Latin America’s rapid expansion makes it a critical test for integrated CRM and risk tech. Brazil’s ongoing regulatory buildout and the region’s appetite for promotions create volatility in bonus economics. Fast Track’s expanded reach with BetConstruct gives it a channel into operators seeking localized engagement, while the Atomo alliance adds a route into Spanish-speaking markets tied to a single platform’s wallet, sportsbook and retail integrations. Taken together, those deals set the stage for Greco’s capabilities to be deployed where they are likely to have the most immediate impact—fast-growing brands scaling offers and needing to keep a lid on fraud and abusive play.

The results will ripple beyond the region. If Fast Track can prove that a unified CRM-risk stack lowers churn and bonus wastage in LatAm’s promotional-heavy environment, the model will translate to more mature markets where operators are consolidating tools and seeking efficiency during margin pressure.

Consolidation and product centralization reshape the landscape

The integration also lands in a market defined by consolidation and product centralization. One example comes from the restructuring around IGT’s digital business. The Nevada Gaming Control Board’s recommendation that IGT PlayDigital chief Gil Rotem be licensed underscores how leadership and product roadmaps are still evolving after funds managed by Apollo Global Management combined Everi’s and IGT’s gaming and digital units in a $6.3 billion deal. That reorganization, detailed here, shows how incumbents are repositioning to compete across lottery, gaming machines, sports betting and digital content under a unified banner: IGT PlayDigital CEO on track to get Nevada license.

At the same time, suppliers are consolidating product leadership to accelerate cross-platform content and data strategies. Light & Wonder’s elevation of Nathan Drane to chief product officer across the enterprise centralized all game creation into one organization with a single roadmap. That move aims to speed development cycles, align data-driven decisions and push content across land-based and digital channels. The company’s internal reorg reflects a wider sector trend that rewards platform breadth and speed to market: Light & Wonder appoints Nathan Drane as Chief Product Officer.

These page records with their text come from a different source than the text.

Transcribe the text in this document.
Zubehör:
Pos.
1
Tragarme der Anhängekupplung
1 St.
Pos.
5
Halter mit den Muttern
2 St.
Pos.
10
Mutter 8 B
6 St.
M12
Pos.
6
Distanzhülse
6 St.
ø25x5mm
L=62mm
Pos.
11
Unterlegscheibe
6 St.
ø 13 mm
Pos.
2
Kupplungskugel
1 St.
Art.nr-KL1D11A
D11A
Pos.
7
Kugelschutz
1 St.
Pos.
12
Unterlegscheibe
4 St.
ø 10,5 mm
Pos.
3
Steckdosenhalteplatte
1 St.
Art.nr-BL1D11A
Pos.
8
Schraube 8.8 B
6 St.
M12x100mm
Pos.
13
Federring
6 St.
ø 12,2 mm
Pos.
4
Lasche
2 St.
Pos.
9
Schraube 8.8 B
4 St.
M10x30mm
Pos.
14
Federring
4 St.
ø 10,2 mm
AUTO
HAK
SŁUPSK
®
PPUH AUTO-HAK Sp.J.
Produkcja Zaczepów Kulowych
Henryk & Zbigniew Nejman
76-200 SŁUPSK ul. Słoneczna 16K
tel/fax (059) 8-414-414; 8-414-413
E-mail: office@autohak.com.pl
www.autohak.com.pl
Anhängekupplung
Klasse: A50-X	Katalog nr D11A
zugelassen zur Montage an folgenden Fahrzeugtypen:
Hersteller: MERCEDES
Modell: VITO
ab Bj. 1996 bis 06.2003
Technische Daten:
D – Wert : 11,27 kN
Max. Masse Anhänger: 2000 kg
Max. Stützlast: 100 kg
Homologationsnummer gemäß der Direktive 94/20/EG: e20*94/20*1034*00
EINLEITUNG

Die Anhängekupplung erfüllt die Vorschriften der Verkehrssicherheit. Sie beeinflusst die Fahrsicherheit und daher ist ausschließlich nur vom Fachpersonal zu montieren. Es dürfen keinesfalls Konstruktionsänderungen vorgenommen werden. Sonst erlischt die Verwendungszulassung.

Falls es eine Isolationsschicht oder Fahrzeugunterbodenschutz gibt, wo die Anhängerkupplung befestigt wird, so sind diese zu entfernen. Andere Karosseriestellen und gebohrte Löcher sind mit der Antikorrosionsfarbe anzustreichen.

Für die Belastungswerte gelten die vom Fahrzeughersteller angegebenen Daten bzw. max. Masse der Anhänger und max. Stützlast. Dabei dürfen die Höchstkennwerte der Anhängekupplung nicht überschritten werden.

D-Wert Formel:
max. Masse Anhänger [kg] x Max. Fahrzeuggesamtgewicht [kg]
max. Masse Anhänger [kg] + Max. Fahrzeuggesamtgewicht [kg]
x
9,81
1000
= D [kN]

Fast Track’s absorption of Greco fits this pattern. Product control and native integration reduce friction for operators and give vendors tighter feedback loops to iterate performance. In a market where larger rivals are stitching together end-to-end offerings, point solutions need to become features of broader platforms to stay relevant.

The stakes for operators and investors

For operators, the immediate question is whether integrated CRM-risk capabilities can deliver measurable improvements in retention and promotional ROI without adding operational complexity. With LatAm integrations ramping and crypto-enabled platforms adopting risk engines, the answer will be visible in bonus efficiency, fraud rates and lifetime value. For vendors, the race is to turn discrete advantages—such as Greco’s risk modeling—into platform differentiators before consolidation closes distribution channels.

The next phase will test execution. Fast Track must harmonize data pipelines, workflows and user interfaces so that risk signals inform every step of the customer journey. Competitors are making similar bets, centralizing product leadership and aligning content, data and delivery across channels. In that context, bringing Greco fully in-house is less a destination than a requirement for competing in a market tilting toward integrated stacks and scale plays.